Rule ignorers must justify how their actions improve the encyclopedia if challenged. Actually, everyone should be 
able to do that at all times. In cases of conflict, what counts as an improvement is decided by consensus.
  • Endorse this was simply the right call, the topic is not notable independent of the subject which is Ashton Kutcher, the citations were all about Kucther not @aplusk and therefore since Notability is not inherited and every FART of his that is reported in the press does not merit an article since that essentially is giving it UNDUE WEIGHT this was the right call to delete, a section in the BIO of Mr. Kutcher would suffice but a DIARY was not necessary.LuciferWildCat (talk) 19:08, 30 July 2012 (UTC)[reply]

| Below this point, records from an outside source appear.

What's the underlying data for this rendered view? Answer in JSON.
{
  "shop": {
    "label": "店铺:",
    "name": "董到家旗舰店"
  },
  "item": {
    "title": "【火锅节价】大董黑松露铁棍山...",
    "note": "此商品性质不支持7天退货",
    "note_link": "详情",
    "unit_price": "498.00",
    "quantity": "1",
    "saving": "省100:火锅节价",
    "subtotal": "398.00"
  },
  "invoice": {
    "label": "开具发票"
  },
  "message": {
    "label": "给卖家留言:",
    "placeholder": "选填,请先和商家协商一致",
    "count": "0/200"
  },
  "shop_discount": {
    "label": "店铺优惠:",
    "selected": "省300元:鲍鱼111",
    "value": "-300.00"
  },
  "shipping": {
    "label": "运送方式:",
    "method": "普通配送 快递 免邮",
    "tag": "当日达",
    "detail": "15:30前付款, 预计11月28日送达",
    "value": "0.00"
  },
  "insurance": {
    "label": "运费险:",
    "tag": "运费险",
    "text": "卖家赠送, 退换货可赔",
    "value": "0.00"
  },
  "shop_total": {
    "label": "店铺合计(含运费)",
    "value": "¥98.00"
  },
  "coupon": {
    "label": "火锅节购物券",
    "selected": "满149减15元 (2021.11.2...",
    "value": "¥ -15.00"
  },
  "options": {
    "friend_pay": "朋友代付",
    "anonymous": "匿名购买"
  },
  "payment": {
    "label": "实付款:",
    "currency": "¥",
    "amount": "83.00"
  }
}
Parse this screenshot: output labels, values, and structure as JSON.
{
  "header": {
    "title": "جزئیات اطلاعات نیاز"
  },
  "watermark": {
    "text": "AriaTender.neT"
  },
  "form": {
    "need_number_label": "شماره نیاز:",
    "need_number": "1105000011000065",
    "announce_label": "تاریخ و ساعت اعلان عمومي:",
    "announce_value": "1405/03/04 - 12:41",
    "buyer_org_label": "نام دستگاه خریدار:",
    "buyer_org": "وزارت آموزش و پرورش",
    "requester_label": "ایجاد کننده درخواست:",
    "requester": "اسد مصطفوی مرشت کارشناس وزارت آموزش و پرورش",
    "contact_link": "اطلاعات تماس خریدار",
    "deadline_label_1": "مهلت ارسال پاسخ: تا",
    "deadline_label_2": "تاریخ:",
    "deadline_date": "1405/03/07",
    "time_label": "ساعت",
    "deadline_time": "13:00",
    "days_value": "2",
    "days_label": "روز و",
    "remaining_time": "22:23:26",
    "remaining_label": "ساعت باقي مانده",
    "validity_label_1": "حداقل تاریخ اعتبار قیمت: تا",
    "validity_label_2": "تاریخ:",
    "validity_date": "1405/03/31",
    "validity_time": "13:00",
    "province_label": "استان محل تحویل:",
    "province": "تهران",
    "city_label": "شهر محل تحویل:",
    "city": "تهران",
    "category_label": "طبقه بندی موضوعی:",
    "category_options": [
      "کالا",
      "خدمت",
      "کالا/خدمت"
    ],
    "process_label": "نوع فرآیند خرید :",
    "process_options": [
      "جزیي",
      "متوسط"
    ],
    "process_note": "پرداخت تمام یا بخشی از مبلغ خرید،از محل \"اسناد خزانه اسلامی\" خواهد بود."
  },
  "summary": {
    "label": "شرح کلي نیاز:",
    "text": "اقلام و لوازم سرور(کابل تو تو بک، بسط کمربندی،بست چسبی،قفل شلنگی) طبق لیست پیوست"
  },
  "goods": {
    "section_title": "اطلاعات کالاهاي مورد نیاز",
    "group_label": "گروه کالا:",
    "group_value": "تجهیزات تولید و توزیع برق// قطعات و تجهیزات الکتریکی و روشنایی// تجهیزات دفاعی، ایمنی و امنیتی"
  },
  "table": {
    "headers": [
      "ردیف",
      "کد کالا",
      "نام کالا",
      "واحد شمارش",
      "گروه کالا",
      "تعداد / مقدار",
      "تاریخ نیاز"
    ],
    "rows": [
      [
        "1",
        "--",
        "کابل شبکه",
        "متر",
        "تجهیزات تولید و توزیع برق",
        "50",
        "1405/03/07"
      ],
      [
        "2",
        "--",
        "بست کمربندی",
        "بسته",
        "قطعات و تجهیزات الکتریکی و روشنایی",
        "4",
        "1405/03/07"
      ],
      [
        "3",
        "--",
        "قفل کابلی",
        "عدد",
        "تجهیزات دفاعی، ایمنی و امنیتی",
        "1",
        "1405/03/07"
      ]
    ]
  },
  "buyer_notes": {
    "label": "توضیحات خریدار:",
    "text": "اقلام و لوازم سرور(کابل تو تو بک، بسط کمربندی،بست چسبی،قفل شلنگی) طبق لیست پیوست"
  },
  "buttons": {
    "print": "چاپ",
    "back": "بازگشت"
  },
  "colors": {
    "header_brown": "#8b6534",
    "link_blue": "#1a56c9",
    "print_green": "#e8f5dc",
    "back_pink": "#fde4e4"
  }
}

    The twitter account was notable for its achievements, and references did mention how popular it was, etc. That was mentioned in the AFD. Dream Focus 20:43, 30 July 2012 (UTC)[reply]
    References that mention how popular Kutcher is on Twitter can easily be summarized in a few sentences on Kutcher's article. Resolute 13:13, 3 August 2012 (UTC)[reply]
  • Endorse: there is no proof that Aston Kutcher on Twitter is not Ashton Kutcher, the topic lacks subject and thus is excluded per WP:NOT. — Dmitrij D. Czarkoff (talk) 21:28, 30 July 2012 (UTC)[reply]
    It appears your argument is "contentfork," a rationale not mentioned as a reason for delete close consensus. And about which there would substantial disagreement, as the article is about a particular use of a written mass medium. Alanscottwalker (talk) 12:12, 31 July 2012 (UTC)[reply]
    You may take it for snowy endorse. WP:UNDUE would also exclude this topic as a separate article of this size. That said, I agree that the topic is excluded per WP:NOT and particularly WP:NOTDIARY. — Dmitrij D. Czarkoff (talk) 22:35, 31 July 2012 (UTC)[reply]
  • Without a more direct reply, Overturn to No Consensus. Lots of people said '~Q'. Lots of people said 'Q'. Lots of people said 'P'. People said 'P does not imply Q'. None of the statements of '~Q' were argued well, or argued from any relevant or realistic premise at all for the most part. How then, those statements could be considered generally stronger than the contradictory statements (irrespective of their caliber of argument) without the use of preconceived and unargued premises continues to mystify me. Darryl from Mars (talk) 09:25, 1 August 2012 (UTC) Q = suitable for inclusion, P = notable; more or less. [reply]
  • Endorse. Administrator discretion--and well-argued, too--and weak keep arguments means a deletion. --CalendarWatcher (talk) 12:00, 3 August 2012 (UTC)[reply]
Break 3
  • Weak endorse or weak overturn - Seriously, we're discussing the merits of arguments on some article about some celebrity's Twitter use that has very little impact whatsoever. I say "weak" because, well, I have compelled myself into condensing or deleting Twitter stuff used by high-profile people. Recently, we have turned "Barack Obama on Twitter" into Barack Obama on social media because... it must not be solely about Twitter use any longer. If anybody wants to create Ashton Kutcher on social media, that would be fine by me, as long as it is NOT solely about his Twitter use. --George Ho (talk) 03:34, 4 August 2012 (UTC)[reply]
    • I would note, that this isn't random AfD of random "X on Twitter" article: this deletion discussion (and DRV for that matter) will set the bar on the whole "Xon Twitter" thing, which is worth any amount of time spent, regarding the cumulative effect on Wikipedia future content development directions. — Dmitrij D. Czarkoff (talk) 11:59, 4 August 2012 (UTC)[reply]
      • It is rather doubtful there would be that many, that make it. And we already have twitter feed articles. Alanscottwalker (talk) 15:45, 4 August 2012 (UTC)[reply]
The above is an archive of the deletion review of the page listed in the heading. Please do not modify it.